Kasım 99’da Orvieto’da hazırlanan “sözleşme koşulları”nın bazıları özetle şöyle;
– Kentin değerlerini koruyacak çevresel politikalar uygulaması;
– Toprağın işgalinin değil, kullanımının geliştirilmesi;
– Doğal ve genetiğiyle oynanmamış besinlerin yeğlenmesi;
– Kültür ve geleneklerin korunarak yerli üretimin özendirilmesi;
– Konukseverliğin yaşatılması; turistlerin evlerde ağırlanması..
Örneğin Bra kenti, otomobili, süpermarketleri ve parlak reklam ışıklarını yasaklanmakla yetinmedi; el sanatlarıyla geçinen ve yerel yiyecekler satan küçük aile işletmeleri, en iyi ticaret birimleri oldular. Okullarda çocuklara, yerel üreticilerce yetiştirilen organik meyve ve sebzeler yediriliyor. Fazla çalışmanın zararlarına karşı bütün küçük marketler pazarın dışında perşembeleri de kapatılıyor. İnsanların resmi işlemlerini koşuşturmadan yapmaları için belediye cumartesi sabahları özel hizmet veriyor…
“BELEDİYE BİSİKLETLERİ”
Yavaş Şehir hareketi nüfusu 50 binden az kentleri üye kabul etse bile, Avrupa’nın kimi büyük kentleri de “yavaşlama”ya başladılar.
Aslı Kayabal’ın Milano’dan yazdığına göre, belediye “yeni bir kamu aracı doğuyor; bisiklet” sloganı ile 65 istasyonda 800 bisikleti halkın kullanımına sunmuş. 2009’da da 300 istasyonda 5 bin bisiklet hedefleniyor. (Cumhuriyet-23 Kasım 2008)

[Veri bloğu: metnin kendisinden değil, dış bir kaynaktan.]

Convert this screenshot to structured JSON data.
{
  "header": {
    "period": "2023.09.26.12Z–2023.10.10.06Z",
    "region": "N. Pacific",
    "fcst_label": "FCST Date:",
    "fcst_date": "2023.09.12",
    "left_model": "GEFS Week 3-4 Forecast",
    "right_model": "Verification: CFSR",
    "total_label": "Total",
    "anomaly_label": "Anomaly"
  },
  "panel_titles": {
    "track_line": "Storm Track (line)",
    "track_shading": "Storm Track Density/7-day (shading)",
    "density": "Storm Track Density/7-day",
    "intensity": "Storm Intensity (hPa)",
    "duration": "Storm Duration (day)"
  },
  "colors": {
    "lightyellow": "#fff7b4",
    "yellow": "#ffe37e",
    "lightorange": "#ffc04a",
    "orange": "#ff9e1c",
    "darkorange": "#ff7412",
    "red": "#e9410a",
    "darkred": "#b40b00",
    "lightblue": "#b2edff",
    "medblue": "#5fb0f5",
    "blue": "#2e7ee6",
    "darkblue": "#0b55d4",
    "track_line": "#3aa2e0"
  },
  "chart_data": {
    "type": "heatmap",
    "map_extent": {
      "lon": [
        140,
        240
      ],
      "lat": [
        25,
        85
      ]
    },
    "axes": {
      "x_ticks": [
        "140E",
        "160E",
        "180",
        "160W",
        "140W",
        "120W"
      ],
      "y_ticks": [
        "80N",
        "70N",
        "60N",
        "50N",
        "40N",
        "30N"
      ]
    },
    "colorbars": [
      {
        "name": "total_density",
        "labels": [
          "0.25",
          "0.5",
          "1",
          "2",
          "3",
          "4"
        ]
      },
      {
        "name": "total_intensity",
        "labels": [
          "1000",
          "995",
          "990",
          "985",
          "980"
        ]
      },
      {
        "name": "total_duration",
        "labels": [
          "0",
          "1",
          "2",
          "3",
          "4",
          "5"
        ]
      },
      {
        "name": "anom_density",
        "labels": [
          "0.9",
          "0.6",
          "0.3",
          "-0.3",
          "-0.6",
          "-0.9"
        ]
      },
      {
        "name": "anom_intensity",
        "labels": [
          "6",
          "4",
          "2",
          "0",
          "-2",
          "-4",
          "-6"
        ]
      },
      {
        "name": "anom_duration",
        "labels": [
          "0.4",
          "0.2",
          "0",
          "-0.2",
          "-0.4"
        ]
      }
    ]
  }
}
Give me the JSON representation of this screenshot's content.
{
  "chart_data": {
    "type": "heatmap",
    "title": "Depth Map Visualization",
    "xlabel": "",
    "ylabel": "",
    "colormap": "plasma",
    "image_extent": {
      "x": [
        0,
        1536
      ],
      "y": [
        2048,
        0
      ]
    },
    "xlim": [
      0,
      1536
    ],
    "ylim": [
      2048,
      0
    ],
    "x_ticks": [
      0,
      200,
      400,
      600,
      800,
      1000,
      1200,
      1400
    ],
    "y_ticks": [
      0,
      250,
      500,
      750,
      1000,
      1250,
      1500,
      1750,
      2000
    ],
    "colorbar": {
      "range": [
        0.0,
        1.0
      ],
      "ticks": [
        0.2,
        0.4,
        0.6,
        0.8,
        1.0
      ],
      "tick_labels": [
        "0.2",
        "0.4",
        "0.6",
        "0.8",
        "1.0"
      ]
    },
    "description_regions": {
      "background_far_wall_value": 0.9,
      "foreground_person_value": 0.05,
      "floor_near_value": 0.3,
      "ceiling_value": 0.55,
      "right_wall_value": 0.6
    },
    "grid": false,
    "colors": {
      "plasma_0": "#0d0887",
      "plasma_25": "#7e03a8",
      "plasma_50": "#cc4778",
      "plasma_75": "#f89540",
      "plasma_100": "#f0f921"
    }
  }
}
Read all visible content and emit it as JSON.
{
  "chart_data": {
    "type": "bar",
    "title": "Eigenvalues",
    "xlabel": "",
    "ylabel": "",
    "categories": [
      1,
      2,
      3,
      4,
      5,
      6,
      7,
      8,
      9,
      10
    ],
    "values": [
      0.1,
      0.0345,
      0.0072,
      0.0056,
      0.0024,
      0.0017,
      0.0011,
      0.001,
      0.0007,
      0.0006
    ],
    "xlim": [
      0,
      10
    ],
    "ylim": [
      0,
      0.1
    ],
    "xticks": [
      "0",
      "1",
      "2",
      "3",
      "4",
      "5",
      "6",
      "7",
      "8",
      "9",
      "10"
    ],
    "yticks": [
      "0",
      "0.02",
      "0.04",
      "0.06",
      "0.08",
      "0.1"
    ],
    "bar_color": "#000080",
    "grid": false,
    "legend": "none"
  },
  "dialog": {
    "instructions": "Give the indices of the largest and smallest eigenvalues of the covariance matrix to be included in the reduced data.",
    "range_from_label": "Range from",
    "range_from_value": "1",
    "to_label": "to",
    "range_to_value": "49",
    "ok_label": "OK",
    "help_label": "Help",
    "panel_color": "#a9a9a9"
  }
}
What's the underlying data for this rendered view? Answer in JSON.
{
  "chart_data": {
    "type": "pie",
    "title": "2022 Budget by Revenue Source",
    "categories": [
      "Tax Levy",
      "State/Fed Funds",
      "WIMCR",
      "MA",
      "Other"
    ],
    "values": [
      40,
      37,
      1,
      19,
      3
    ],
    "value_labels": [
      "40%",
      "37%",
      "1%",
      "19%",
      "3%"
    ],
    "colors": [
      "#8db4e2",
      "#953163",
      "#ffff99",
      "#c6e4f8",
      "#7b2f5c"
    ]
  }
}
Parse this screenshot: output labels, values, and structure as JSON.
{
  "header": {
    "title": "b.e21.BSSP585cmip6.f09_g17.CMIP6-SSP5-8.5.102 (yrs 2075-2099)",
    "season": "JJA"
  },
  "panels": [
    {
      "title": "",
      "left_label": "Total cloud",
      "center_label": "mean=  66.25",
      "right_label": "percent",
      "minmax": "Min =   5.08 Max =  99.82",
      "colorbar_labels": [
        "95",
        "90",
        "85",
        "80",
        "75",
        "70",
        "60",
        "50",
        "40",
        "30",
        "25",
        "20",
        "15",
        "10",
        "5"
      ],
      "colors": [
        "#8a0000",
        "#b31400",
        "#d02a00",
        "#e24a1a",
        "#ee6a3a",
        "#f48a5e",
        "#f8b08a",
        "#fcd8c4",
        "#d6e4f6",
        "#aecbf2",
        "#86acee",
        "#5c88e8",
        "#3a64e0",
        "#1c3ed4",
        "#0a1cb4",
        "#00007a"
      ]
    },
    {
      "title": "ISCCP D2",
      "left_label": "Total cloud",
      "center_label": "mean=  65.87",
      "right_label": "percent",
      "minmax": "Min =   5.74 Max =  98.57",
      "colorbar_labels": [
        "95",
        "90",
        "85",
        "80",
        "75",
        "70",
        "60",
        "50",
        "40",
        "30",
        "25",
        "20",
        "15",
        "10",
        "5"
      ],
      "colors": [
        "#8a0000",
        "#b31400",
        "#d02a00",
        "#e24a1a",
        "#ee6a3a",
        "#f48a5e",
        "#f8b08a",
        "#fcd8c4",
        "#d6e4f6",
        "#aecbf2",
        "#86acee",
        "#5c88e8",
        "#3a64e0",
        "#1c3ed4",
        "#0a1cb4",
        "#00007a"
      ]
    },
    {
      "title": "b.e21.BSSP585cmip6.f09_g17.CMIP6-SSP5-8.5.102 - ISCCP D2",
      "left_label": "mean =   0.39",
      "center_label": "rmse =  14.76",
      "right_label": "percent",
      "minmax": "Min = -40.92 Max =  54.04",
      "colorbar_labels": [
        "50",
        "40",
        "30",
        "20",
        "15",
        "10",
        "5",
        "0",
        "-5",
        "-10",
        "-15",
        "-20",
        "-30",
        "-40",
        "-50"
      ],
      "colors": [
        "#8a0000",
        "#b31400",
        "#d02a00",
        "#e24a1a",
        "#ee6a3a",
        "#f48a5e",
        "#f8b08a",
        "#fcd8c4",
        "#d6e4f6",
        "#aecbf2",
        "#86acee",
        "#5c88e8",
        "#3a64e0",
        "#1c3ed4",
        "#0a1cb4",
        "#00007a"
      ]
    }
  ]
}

Bütün bunları duydukça, örneğin Ankara’daki yeni otomobil kavşaklarının “toplu açılış”ı için bir de tutup “Başbakanlı tören” yapılmasına artık ne demeli bilmem ki?
Başta Başkentimiz olmak üzere, çağdaşlığı sadece “gaza basmak” sananların yönettiği diğer “bat-çık”lı, kavşaklı, viyadüklü kentlerimiz, dünya şehirciliğinin çoktan terk ettiği otomobile bağımlılığın ağır tahribatı altındalar…
Peki, biz şu “Yavaş Şehir uygarlığı”nı ülkemize ne zaman kazandıracağız? Yanıtı için yeniden soralım: “Var mı kentini bu hareketin üyesi yapmaya söz veren babayiğit bir belediye başkan adayı?”